Cross-Project Flakiness: A Case Study of the OpenStack Ecosystem

Automated regression testing is a cornerstone of modern software development, often contributing directly to code review and Continuous Integration (CI). Yet some tests suffer from flakiness, where their outcomes vary non-deterministically. Flakiness erodes developer trust in test results, wastes computational resources, and undermines CI reliability. While prior research has examined test flakiness within individual projects, its broader ecosystem-wide impact remains largely unexplored. In this paper, we present an empirical study of test flakiness in the OpenStack ecosystem, which focuses on (1) cross-project flakiness, where flaky tests impact multiple projects, and (2) inconsistent flakiness, where a test exhibits flakiness in some projects but remains stable in others. By analyzing 649 OpenStack projects, we identify 1,535 cross-project flaky tests and 1,105 inconsistently flaky tests. We find that cross-project flakiness affects 55% of OpenStack projects and significantly increases both review time and computational costs. Surprisingly, 70% of unit tests exhibit cross-project flakiness, challenging the assumption that unit tests are inherently insulated from issues that span modules like integration and system-level tests. Through qualitative analysis, we observe that race conditions in CI, inconsistent build configurations, and dependency mismatches are the primary causes of inconsistent flakiness. These findings underline the need for better coordination across complex ecosystems, standardized CI configurations, and improved test isolation strategies.

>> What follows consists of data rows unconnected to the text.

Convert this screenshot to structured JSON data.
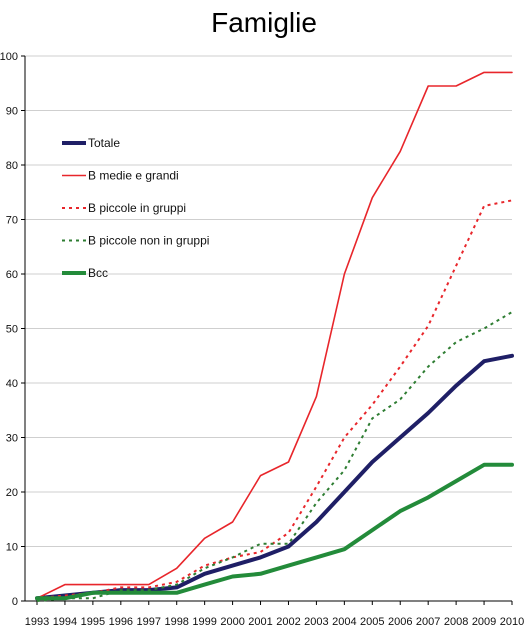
{
  "chart_data": {
    "type": "line",
    "title": "Famiglie",
    "xlabel": "",
    "ylabel": "",
    "ylim": [
      0,
      100
    ],
    "yticks": [
      0,
      10,
      20,
      30,
      40,
      50,
      60,
      70,
      80,
      90,
      100
    ],
    "grid": "horizontal",
    "legend_position": "upper-left",
    "categories": [
      "1993",
      "1994",
      "1995",
      "1996",
      "1997",
      "1998",
      "1999",
      "2000",
      "2001",
      "2002",
      "2003",
      "2004",
      "2005",
      "2006",
      "2007",
      "2008",
      "2009",
      "2010"
    ],
    "series": [
      {
        "name": "Totale",
        "color": "#1f1f66",
        "style": "solid",
        "width": 4,
        "values": [
          0.5,
          1.0,
          1.5,
          2.0,
          2.0,
          2.5,
          5.0,
          6.5,
          8.0,
          10.0,
          14.5,
          20.0,
          25.5,
          30.0,
          34.5,
          39.5,
          44.0,
          45.0
        ]
      },
      {
        "name": "B medie e grandi",
        "color": "#e8262b",
        "style": "solid",
        "width": 1.6,
        "values": [
          0.5,
          3.0,
          3.0,
          3.0,
          3.0,
          6.0,
          11.5,
          14.5,
          23.0,
          25.5,
          37.5,
          60.0,
          74.0,
          82.5,
          94.5,
          94.5,
          97.0,
          97.0
        ]
      },
      {
        "name": "B piccole in gruppi",
        "color": "#e8262b",
        "style": "dotted",
        "width": 2,
        "values": [
          0.5,
          1.0,
          1.5,
          2.5,
          2.5,
          3.5,
          6.5,
          8.0,
          9.0,
          12.5,
          21.0,
          30.0,
          36.0,
          43.0,
          50.5,
          61.5,
          72.5,
          73.5
        ]
      },
      {
        "name": "B piccole non in gruppi",
        "color": "#2e7d32",
        "style": "dotted",
        "width": 2,
        "values": [
          0.0,
          0.5,
          0.5,
          2.0,
          2.0,
          3.0,
          6.0,
          8.0,
          10.5,
          10.5,
          18.0,
          24.0,
          33.5,
          37.0,
          43.0,
          47.5,
          50.0,
          53.0
        ]
      },
      {
        "name": "Bcc",
        "color": "#238b3a",
        "style": "solid",
        "width": 4,
        "values": [
          0.5,
          0.5,
          1.5,
          1.5,
          1.5,
          1.5,
          3.0,
          4.5,
          5.0,
          6.5,
          8.0,
          9.5,
          13.0,
          16.5,
          19.0,
          22.0,
          25.0,
          25.0
        ]
      }
    ]
  }
}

翻译：自动化回归测试是现代软件开发的基石，常直接服务于代码审查与持续集成（CI）。然而，部分测试存在不稳定性问题，其执行结果呈现非确定性变化。测试不稳定性会削弱开发者对测试结果的信任、浪费计算资源并损害CI的可靠性。尽管已有研究探讨了单个项目内部的测试不稳定性，但其在更广泛生态系统层面的影响尚未得到充分探索。本文针对OpenStack生态系统中的测试不稳定性开展实证研究，重点关注：（1）跨项目不稳定性——即不稳定测试影响多个项目；（2）不一致不稳定性——即同一测试在某些项目中表现不稳定，在其他项目中却保持稳定。通过分析649个OpenStack项目，我们识别出1,535个跨项目不稳定测试和1,105个不一致不稳定测试。研究发现：跨项目不稳定性影响55%的OpenStack项目，并显著增加代码审查时间与计算成本。令人惊讶的是，70%的单元测试表现出跨项目不稳定性，这挑战了“单元测试本质上不受跨模块问题（如集成测试和系统级测试）影响”的传统假设。通过定性分析，我们发现CI中的竞态条件、不一致的构建配置以及依赖项不匹配是导致不一致不稳定性的主要原因。这些发现表明，复杂生态系统需要加强跨项目协调、标准化CI配置并改进测试隔离策略。